Moreover, if the expression P points either to an element of an array object or one past the last element of an array object, and the expression Q points to the last element of the same array object, the expression ((Q)+1)-(P) has the same value as ((Q)-(P))+1 and as -((P)-((Q)+1)), and has the value zero if the expression P points one past the last element of the array object, even though the expression (Q)+1 does not point to an element of the array object.106

106 Another way to approach pointer arithmetic is first to convert the pointer(s) to character pointer(s): In this scheme the integer expression added to or subtracted from the converted pointer is first multiplied by the size of the object originally pointed to, and the resulting pointer is converted back to the original type. For pointer subtraction, the result of the difference between the character pointers is similarly divided by the size of the object originally pointed to.

When viewed in this way, an implementation need only provide one extra byte (which may overlap another object in the program) just after the end of the object in order to satisfy the "one past the last element" requirements.
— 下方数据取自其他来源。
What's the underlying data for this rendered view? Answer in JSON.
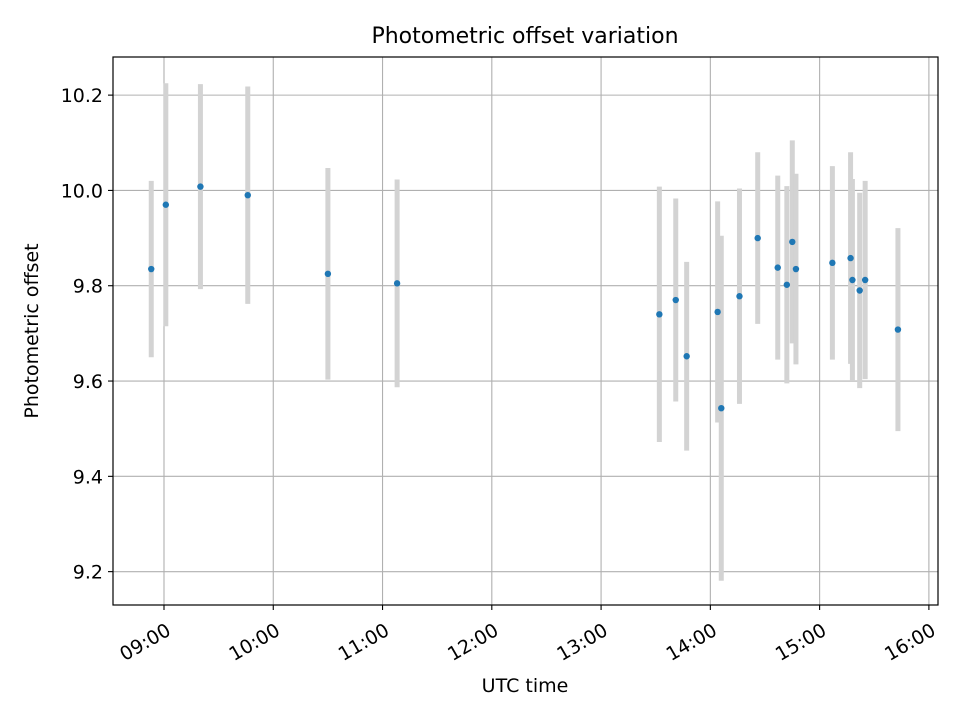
{
  "chart_data": {
    "type": "scatter",
    "title": "Photometric offset variation",
    "xlabel": "UTC time",
    "ylabel": "Photometric offset",
    "x_ticks": [
      "09:00",
      "10:00",
      "11:00",
      "12:00",
      "13:00",
      "14:00",
      "15:00",
      "16:00"
    ],
    "y_ticks": [
      "9.2",
      "9.4",
      "9.6",
      "9.8",
      "10.0",
      "10.2"
    ],
    "xlim": [
      "08:32",
      "16:05"
    ],
    "ylim": [
      9.13,
      10.28
    ],
    "grid": true,
    "marker_color": "#1f77b4",
    "errorbar_color": "#d3d3d3",
    "points": [
      {
        "x": "08:53",
        "y": 9.835,
        "err": 0.185
      },
      {
        "x": "09:01",
        "y": 9.97,
        "err": 0.255
      },
      {
        "x": "09:20",
        "y": 10.008,
        "err": 0.215
      },
      {
        "x": "09:46",
        "y": 9.99,
        "err": 0.228
      },
      {
        "x": "10:30",
        "y": 9.825,
        "err": 0.222
      },
      {
        "x": "11:08",
        "y": 9.805,
        "err": 0.218
      },
      {
        "x": "13:32",
        "y": 9.74,
        "err": 0.268
      },
      {
        "x": "13:41",
        "y": 9.77,
        "err": 0.213
      },
      {
        "x": "13:47",
        "y": 9.652,
        "err": 0.198
      },
      {
        "x": "14:04",
        "y": 9.745,
        "err": 0.232
      },
      {
        "x": "14:06",
        "y": 9.543,
        "err": 0.362
      },
      {
        "x": "14:16",
        "y": 9.778,
        "err": 0.226
      },
      {
        "x": "14:26",
        "y": 9.9,
        "err": 0.18
      },
      {
        "x": "14:37",
        "y": 9.838,
        "err": 0.193
      },
      {
        "x": "14:42",
        "y": 9.802,
        "err": 0.207
      },
      {
        "x": "14:45",
        "y": 9.892,
        "err": 0.213
      },
      {
        "x": "14:47",
        "y": 9.835,
        "err": 0.2
      },
      {
        "x": "15:07",
        "y": 9.848,
        "err": 0.203
      },
      {
        "x": "15:17",
        "y": 9.858,
        "err": 0.222
      },
      {
        "x": "15:18",
        "y": 9.812,
        "err": 0.212
      },
      {
        "x": "15:22",
        "y": 9.79,
        "err": 0.205
      },
      {
        "x": "15:25",
        "y": 9.812,
        "err": 0.208
      },
      {
        "x": "15:43",
        "y": 9.708,
        "err": 0.213
      }
    ]
  }
}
尽管脚注不是规范性的 - 正如 Lundin 所指出的 - 我们在这里有一个解释 "an implementation need only provide one extra byte"。 虽然,我无法通过引用来证明,但我怀疑这是一个暗示,即标准意味着要求实现在程序地址 space 中包含内存,位于结束指针指向的位置。

2。空指针

过去的结束指针不是空指针。

3。指向常量内存

除了给出一些关于几个操作的结果的信息之外,该标准没有对过去的结束指针施加进一步的要求,并且(再次 non-normaltive ;))脚注阐明它可以与另一个重叠 object。 因此,不能保证结束指针指向的内存是非常量。 由于 memove 的第一个参数是指向 non-constant 内存的指针,因此不能保证传递过去的结束指针是有效的并且可能是未定义的行为。

4。数组参数的有效性

第 7.21.1 章描述了字符串处理 header <string.h> 并且第一个子句指出:

The header declares one type and several functions, and defines one macro useful for manipulating arrays of character type and other objects treated as arrays of character type.
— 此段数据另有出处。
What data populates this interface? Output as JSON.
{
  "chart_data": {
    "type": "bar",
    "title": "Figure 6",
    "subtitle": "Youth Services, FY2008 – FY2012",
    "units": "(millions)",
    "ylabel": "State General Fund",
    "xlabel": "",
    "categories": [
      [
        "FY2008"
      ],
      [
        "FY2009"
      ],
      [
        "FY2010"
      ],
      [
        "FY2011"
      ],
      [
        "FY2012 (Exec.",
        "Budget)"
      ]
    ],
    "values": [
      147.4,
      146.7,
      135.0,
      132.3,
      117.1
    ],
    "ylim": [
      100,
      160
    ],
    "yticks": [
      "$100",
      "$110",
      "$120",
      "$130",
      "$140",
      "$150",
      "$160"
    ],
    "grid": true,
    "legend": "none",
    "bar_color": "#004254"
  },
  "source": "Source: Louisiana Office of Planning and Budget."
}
我认为这里的标准不是很清楚 "objects treated as arrays of character type" 是指函数还是仅指宏。 如果这句话实际上暗示 memove 将第一个参数视为字符数组,则将结束指针传递给 memmove 的行为是未定义的行为,如 7.1.4 所示(这需要指向一个有效的 object).

3.15 object

  1. object region of data storage in the execution environment, the contents of which can represent values

数组对象或对象的内存、指向最后一个元素指向的指针不能表示值,因为它不能被取消引用(6.5.6 加法运算符,第 8 段)。

7.24.2.1 The memcpy function

  1. The memcpy function copies n characters from the object pointed to by s2 into the object pointed to by s1. If copying takes place between objects that overlap, the behavior is undefined.

传递给 memcpy 的指针必须指向一个对象。

6.5.3.4 The sizeof and _Alignof operators

  1. When sizeof is applied to an operand that has type char, unsigned char, or signed char, (or a qualified version thereof) the result is 1. When applied to an operand that has array type, the result is the total number of bytes in the array. When applied to an operand that has structure or union type, the result is the total number of bytes in such an object, including internal and trailing padding.
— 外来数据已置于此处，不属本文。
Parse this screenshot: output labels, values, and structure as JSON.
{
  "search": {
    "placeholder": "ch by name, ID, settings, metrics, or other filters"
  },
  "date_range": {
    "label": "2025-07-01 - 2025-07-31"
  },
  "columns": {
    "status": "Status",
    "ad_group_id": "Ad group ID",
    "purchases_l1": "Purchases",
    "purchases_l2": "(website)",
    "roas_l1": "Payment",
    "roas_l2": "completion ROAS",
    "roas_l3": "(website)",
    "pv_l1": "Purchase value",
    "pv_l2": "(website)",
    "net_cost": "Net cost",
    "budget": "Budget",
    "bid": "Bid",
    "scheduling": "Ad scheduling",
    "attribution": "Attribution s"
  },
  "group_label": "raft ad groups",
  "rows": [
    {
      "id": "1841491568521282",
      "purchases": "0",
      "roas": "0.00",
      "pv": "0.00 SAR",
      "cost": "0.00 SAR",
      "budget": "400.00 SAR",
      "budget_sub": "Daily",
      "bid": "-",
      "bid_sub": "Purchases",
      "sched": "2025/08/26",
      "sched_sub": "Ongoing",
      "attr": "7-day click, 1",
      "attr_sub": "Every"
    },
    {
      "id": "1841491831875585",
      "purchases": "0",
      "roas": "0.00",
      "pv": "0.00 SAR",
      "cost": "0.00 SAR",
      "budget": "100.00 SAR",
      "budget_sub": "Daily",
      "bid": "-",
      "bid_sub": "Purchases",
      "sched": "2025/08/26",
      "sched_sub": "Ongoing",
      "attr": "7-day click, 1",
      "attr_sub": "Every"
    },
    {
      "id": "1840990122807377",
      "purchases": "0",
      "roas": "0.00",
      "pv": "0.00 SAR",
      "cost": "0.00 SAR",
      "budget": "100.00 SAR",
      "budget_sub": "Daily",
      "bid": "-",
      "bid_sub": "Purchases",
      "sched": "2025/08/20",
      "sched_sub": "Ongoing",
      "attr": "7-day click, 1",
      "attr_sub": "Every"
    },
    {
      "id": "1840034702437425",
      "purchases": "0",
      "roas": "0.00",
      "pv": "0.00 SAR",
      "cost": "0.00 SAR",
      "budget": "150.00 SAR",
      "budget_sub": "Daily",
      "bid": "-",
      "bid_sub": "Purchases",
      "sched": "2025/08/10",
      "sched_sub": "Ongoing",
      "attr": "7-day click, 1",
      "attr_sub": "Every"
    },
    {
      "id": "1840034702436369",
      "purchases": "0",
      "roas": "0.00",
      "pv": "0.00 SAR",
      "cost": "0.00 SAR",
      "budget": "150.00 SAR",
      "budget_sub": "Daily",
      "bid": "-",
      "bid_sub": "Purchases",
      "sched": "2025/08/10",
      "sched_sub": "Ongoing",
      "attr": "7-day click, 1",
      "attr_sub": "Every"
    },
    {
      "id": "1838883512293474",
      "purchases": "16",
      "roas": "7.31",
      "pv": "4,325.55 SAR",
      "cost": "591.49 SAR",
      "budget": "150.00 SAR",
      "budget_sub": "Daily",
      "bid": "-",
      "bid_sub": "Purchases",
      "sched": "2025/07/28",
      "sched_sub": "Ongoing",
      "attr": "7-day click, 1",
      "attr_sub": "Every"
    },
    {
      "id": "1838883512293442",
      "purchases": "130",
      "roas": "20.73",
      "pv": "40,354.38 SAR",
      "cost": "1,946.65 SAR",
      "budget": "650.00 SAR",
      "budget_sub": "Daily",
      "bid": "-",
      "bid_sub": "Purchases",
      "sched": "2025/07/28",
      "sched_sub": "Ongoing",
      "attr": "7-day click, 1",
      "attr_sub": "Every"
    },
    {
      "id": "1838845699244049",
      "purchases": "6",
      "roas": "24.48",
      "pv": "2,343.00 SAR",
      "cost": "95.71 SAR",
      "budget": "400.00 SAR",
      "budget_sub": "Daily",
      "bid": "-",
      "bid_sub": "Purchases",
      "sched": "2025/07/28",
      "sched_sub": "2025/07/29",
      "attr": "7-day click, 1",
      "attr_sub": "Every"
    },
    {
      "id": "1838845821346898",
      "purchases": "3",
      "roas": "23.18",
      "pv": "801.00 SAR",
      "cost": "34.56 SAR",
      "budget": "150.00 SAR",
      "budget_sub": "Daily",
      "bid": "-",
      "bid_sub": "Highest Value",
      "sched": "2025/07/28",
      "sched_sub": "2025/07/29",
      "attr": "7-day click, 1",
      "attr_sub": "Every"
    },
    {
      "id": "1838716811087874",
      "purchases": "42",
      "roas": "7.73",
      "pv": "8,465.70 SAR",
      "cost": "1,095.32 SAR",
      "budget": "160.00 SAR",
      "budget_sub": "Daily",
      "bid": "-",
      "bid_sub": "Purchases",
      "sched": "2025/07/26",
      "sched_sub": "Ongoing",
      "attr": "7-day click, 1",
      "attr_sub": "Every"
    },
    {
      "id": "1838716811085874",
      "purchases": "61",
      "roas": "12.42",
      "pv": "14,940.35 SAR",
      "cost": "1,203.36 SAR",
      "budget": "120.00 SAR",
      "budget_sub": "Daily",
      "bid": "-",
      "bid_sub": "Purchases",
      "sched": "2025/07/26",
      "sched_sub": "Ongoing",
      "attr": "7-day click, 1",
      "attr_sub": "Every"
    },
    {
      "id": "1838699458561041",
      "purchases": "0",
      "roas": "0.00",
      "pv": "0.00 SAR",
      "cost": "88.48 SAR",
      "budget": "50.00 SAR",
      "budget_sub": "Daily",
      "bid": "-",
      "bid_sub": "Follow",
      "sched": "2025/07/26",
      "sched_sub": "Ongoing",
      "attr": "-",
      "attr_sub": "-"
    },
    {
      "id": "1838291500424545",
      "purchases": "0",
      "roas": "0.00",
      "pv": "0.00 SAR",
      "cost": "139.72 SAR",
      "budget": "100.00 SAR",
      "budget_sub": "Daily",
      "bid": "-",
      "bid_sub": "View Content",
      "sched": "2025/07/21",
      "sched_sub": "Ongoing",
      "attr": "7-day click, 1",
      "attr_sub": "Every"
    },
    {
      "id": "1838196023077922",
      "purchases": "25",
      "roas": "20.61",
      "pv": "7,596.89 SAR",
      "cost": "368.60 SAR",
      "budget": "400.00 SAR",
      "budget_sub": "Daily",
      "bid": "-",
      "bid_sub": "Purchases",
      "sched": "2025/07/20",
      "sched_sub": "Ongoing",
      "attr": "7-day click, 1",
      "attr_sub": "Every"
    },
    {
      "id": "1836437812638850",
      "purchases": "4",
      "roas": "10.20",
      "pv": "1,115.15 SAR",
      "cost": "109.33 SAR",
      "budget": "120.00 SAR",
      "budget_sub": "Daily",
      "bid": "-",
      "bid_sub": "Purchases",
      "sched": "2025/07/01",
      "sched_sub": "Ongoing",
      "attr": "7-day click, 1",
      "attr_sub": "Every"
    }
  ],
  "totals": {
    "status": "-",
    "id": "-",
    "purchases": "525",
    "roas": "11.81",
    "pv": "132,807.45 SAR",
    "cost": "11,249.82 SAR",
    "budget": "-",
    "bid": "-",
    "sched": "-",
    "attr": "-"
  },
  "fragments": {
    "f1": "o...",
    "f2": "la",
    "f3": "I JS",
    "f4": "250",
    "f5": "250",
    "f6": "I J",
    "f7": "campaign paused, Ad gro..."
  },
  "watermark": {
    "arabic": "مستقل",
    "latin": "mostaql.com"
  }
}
sizeof 运算符不将过去元素计为对象,因为它不计入对象的大小。然而,它清楚地给出了整个对象的大小。

6.3.2.1 Lvalues, arrays, and function designators

  1. An lvalue is an expression (with an object type other than void) that potentially designates an object; 64) if an lvalue does not designate an object when it is evaluated, the behavior is undefined.

我认为指向数组对象或对象的过去指针并不代表对象。

int a ;
int* p = a+1 ; 

p 已定义,但它不指向一个对象,因为它不能被取消引用,它指向的内存不能表示一个值,并且 sizeof 不将该内存计为目的。 Memcpy 需要指向对象的指针。

因此,将过去的指针传递给 memcpy 会导致未定义的行为。

更新:

这部分也支持结论:

6.5.9 Equality operators

  1. Two pointers compare equal if and only if both are null pointers, both are pointers to the same object (including a pointer to an object and a subobject at its beginning) or function, both are pointers to one past the last element of the same array object, or one is a pointer to one past the end of one array object and the other is a pointer to the start of a different array object that happens to immediately follow the first array object in the address space.

这意味着指向对象的指针如果递增到一个对象之后,可以指向另一个对象。在这种情况下,它肯定不能指向它原来指向的对象,说明指向一个对象的指针并没有指向一个对象。